Single Parents And Step Parents Have No Effect On Child Happiness

It’s often thought that staying together ‘for the children’ is the correct course of action when a couple with children find their partnership begin to strain.

But new data seems to show that children raised by a single parent, or by a step parent, are not significantly more or less happy than children raised in a stable marriage. In fact, the researchers report that exactly the same levels of happiness are reported by children in any of those three living situations.

This information comes from the Millennium Cohort Study, an investigation into the lifestyles of children born in the years 2000 to 2001. It was revealed and discussed at the British Sociological Association’s annual conference at the University of Leeds last week.

The results of the study were drawn from 12,877 children, an unusual large sample size, which strengthens the reliability of the conclusions drawn. Each of the children involved were counted in three separate groups – those living with step, single or biological parents.

Regarding specific data, 36 per cent of children who were asked about their satisfaction with life stated that they were ‘happy all the time,’ while 64 per cent said they were happy ‘sometimes or never’. What is most interesting is that these results were reportedly ‘exactly the same’ across all three groups.

The researchers conclude that the classification of a child’s relationship with a carer is not nearly as important as the quality of the bond itself.

Jenny Chanfreau, Senior Researcher at NatCen Social Research, said, ‘It’s the quality of the relationships in the home that matters – not the family composition. Getting on well with siblings, having fun with the family at weekends, and having a parent who reported rarely or never shouting when the child was naughty, were all linked with a higher likelihood of being happy all the time.’

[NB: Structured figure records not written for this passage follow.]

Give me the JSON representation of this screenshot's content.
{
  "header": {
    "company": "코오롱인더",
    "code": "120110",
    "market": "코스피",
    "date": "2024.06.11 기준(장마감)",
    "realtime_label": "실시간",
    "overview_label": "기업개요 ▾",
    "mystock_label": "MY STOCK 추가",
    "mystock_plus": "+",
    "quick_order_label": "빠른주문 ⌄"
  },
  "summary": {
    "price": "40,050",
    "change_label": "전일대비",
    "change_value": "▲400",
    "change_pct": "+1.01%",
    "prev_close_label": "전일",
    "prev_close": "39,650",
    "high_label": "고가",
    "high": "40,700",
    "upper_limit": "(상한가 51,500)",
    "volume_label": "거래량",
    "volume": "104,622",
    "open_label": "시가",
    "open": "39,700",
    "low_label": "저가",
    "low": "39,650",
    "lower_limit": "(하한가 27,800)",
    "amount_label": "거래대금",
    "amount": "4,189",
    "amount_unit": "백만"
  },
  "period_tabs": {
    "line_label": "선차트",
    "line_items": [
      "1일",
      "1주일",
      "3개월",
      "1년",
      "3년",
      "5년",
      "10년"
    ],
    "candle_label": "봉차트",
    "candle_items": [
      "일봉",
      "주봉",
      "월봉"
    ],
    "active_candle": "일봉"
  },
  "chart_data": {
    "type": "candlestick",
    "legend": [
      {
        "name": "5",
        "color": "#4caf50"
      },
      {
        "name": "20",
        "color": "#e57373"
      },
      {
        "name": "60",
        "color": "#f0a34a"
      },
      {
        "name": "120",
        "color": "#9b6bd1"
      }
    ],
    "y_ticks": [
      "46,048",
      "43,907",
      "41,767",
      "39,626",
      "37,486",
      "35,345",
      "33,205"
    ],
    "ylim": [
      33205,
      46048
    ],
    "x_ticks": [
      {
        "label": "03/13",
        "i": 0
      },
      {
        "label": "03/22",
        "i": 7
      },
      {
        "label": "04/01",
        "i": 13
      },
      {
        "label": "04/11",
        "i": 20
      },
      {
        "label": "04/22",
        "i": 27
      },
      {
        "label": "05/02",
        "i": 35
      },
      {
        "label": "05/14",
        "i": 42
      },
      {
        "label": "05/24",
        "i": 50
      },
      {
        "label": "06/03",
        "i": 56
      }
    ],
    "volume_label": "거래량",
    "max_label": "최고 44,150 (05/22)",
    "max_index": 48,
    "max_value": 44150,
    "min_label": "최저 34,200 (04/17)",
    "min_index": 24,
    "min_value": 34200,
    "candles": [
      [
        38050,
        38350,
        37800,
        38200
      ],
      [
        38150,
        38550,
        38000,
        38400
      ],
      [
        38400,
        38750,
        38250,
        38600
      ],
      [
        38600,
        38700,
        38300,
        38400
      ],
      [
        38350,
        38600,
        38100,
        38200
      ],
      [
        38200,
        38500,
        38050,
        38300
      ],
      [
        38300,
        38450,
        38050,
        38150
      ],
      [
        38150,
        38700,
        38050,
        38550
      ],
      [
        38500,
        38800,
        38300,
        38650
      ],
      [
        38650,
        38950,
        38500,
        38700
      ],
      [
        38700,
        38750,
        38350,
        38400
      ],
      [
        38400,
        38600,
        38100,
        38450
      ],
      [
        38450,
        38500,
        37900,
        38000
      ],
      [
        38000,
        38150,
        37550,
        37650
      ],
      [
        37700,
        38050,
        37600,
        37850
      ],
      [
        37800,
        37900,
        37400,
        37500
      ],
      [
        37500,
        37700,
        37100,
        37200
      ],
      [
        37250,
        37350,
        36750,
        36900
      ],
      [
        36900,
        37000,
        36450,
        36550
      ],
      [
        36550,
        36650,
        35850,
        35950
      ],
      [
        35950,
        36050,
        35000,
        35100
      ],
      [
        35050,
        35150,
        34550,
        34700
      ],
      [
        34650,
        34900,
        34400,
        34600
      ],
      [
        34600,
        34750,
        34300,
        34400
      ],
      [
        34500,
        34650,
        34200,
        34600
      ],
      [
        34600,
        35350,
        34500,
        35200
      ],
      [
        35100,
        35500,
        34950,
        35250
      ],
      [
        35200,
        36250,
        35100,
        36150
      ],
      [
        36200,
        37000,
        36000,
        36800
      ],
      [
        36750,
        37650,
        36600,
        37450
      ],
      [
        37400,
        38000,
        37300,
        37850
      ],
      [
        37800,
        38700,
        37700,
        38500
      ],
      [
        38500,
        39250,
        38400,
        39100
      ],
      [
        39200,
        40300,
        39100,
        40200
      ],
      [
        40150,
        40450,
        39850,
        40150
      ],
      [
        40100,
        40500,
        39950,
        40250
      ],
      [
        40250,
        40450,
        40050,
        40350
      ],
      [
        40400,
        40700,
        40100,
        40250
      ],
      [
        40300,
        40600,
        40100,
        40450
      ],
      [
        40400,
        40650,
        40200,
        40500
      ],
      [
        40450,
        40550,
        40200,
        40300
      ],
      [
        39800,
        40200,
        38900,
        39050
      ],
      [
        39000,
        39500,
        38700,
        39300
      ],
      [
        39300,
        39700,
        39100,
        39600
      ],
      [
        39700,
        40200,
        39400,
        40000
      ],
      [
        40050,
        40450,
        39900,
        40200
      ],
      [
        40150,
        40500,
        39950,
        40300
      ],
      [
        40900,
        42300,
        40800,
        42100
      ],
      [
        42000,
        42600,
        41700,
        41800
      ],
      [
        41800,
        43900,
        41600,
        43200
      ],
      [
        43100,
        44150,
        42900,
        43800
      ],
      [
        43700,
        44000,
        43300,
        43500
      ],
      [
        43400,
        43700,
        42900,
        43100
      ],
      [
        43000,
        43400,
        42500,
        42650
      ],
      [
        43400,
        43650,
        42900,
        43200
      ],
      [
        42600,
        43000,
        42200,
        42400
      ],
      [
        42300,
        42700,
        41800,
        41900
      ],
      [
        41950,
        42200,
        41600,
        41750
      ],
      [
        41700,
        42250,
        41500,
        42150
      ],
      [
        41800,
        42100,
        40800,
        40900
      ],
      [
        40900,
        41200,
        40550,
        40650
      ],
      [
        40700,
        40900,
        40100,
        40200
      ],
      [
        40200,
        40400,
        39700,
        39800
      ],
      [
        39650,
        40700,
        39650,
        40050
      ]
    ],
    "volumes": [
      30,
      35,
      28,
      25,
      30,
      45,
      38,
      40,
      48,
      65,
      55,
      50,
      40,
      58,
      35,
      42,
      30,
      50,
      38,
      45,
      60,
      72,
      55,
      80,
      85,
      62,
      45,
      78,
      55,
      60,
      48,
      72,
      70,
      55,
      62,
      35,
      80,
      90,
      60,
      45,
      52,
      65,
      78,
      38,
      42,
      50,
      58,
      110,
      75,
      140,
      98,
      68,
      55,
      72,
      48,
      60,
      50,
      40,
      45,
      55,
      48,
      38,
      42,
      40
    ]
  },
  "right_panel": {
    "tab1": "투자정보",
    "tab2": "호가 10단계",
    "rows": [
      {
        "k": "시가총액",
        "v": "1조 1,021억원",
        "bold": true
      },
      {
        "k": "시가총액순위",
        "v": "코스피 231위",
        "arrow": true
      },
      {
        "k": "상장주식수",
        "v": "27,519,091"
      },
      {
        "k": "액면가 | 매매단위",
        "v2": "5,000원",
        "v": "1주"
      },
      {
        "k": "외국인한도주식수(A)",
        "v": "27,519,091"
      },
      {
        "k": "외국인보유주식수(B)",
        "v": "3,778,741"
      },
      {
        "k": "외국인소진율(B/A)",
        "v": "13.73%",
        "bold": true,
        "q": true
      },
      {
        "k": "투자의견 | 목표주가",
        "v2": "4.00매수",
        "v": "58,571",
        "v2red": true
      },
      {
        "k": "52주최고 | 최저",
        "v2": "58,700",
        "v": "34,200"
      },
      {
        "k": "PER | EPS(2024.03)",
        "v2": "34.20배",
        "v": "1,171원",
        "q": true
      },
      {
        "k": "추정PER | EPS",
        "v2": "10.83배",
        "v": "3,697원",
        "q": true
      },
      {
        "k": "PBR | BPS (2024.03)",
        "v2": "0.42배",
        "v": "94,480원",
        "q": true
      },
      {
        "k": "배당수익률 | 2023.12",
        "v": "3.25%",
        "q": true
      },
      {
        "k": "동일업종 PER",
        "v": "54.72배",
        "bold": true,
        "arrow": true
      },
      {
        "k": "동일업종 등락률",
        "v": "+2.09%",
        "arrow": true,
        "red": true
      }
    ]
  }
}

Those who conducted the study say that other independent variables that could affect happiness, such as social class or deprivation of the area where the children lived, were accounted for. The data was collected from British seven year olds in 2008.

As a consequence of this study, some may now start to question the conventional wisdom that remaining in an unsatisfying partnership is necessary in order to safeguard children’s happiness. A family solicitor in Cardiff may therefore not be ruled out quite so hastily

The conclusions of the research make it clear that while divorce, separation or even re-marriage are not obstacles to a child’s happiness, it is vital for the person or people with custody of a child to maintain strong relationships with them.